Exhausted from sorrow

Luke 22: 39-46

Jesus went out as usual to the Mount of Olives, and his disciples followed him. 40 On reaching the place, he said to them, “Pray that you will not fall into temptation.” 41 He withdrew about a stone’s throw beyond them, knelt down and prayed, 42 “Father, if you are willing, take this cup from me; yet not my will, but yours be done.” 43 An angel from heaven appeared to him and strengthened him. 44 And being in anguish, he prayed more earnestly, and his sweat was like drops of blood falling to the ground. 45 When he rose from prayer and went back to the disciples, he found them asleep, exhausted from sorrow. 46 “Why are you sleeping?” he asked them. “Get up and pray so that you will not fall into temptation.”

Exhausted from sorrow (NIV)

Drugged by grief (Message)

Worn out from being so sad. (CEV)

Luke has a shortened version of this account. He doesn’t include as Matthew and Mark do that Jesus could Peter, James and John with him away from the others nor that Jesus went back to the disciples 3 times and found them sleeping. Yet his account seems to reveal a greater intensity of the battle what was going on in that garden of Gethsemane.

Jesus knelt down and prayed. (We read this within Western eyes. This is shocking. He only knelt once and this is it. The battle for his will has begun and he demonstrates by choosing a posture of surrender.)

His prayer. (We can never understand the full weight of the burden he was carrying knowing that the next day he would not only endure an excruciating death but he would take the weight of the sin of the world. On top of this he brought to the surface what he wanted, his will in this ordeal, then he surrendered it, he said that’s not what is going to happen, there is no greater prayer than that! Above all in this painful prayer time he knew he would be separated from his Father which had never happened before.)

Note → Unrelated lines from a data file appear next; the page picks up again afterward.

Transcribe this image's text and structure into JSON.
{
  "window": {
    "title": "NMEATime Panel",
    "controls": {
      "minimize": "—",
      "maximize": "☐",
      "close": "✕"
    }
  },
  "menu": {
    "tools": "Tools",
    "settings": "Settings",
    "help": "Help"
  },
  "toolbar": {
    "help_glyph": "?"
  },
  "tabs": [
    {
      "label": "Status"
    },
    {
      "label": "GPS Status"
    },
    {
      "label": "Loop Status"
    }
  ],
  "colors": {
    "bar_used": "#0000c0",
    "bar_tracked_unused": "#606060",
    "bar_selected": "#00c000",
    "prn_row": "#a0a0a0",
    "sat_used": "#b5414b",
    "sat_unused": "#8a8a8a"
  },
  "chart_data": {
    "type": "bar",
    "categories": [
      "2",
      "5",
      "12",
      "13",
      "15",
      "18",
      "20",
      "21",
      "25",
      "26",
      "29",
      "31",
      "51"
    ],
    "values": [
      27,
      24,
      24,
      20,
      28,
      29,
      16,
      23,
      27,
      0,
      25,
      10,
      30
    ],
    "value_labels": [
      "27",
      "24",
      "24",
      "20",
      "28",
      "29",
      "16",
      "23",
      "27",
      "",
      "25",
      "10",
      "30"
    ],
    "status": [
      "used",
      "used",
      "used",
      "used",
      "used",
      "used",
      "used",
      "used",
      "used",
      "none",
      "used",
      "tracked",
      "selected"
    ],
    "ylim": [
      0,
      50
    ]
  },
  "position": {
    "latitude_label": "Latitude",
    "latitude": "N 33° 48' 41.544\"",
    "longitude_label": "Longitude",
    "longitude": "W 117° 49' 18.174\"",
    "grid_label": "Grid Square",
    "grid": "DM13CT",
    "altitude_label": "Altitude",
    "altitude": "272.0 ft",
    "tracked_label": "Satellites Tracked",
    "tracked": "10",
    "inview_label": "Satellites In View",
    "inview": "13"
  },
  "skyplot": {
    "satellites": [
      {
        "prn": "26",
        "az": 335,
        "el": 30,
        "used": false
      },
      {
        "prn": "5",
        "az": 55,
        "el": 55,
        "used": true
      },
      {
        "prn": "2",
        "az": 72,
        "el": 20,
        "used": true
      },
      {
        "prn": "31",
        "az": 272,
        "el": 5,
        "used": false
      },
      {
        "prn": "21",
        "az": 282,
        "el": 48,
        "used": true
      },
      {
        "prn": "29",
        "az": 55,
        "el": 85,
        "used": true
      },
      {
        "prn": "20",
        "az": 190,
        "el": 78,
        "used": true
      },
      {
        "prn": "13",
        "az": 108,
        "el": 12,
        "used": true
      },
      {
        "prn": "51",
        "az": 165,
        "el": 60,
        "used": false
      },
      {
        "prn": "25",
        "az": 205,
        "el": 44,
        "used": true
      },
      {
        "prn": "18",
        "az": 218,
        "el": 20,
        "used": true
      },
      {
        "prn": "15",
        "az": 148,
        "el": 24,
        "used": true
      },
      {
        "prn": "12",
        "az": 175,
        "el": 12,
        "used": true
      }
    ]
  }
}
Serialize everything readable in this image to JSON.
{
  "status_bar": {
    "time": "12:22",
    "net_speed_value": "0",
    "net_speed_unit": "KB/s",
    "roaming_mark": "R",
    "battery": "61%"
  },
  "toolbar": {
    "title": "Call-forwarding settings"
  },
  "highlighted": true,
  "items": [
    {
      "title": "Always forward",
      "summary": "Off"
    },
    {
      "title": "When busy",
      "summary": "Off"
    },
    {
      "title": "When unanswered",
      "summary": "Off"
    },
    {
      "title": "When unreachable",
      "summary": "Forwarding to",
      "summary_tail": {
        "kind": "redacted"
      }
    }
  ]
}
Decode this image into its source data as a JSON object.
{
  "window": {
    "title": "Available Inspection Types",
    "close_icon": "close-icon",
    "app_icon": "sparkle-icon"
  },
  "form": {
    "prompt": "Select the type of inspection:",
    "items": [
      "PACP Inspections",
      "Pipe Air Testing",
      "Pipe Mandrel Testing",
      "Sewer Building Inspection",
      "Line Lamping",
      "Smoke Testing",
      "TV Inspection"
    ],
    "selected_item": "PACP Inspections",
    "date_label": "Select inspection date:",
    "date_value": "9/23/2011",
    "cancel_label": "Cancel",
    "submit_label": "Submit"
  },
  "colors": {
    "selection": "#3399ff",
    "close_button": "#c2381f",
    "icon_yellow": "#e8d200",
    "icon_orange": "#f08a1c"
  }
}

An angel appeared to strengthen him. (He was strengthened by angels after his wilderness temptations and he knew could call down a legion at any time. Maybe we don’t talk enough about angels because we don’t want to dishonour Jesus who seemed to benefit from them a lot, or maybe we just haven’t recognised them when they have arrived.)

He was in anguish. (On his face, in his gestures and in his words, he was in anxiety and agony. This was not just a struggle, this was a war. Accentuated by how he then prayed and what happened to his body.)

He prayed more earnestly and he started to sweat. (He began to sweat profusely and Luke records the sweating in terms of if someone is cut and the blood is running out and falling to the ground.)

This was not a pleasant sight. Watching someone suffering isn’t. When you cannot enter into their battle and fight for them it can cause emotional tiredness.

Even though they didn’t fully know what was going on they were ‘exhausted from sorrow’ for their friend and master.

And Jesus’ response? “This is not the time to drift off. Just as you have seen me battle to not fall into the temptation of not doing the will of the Father, so you too will have your own battle. You should be following me. You should be doing what I am doing.”

We all are in a battle for the will, our will. We want what we want. We are followers of Jesus but we come with an agenda. That agenda is us. Within all of this battle is the temptation to say No to the Father and Yes to us. The only way through is prayer. That is where we lay down what we want and our ideas and say we are not going to do it my way but YOUR way.

Watching someone battle with this is not easy. The grief can be overwhelming. It becomes like a sedative. We need to keep watch because the battle may move quickly into a new chapter and our involvement may increase. We must not fall away.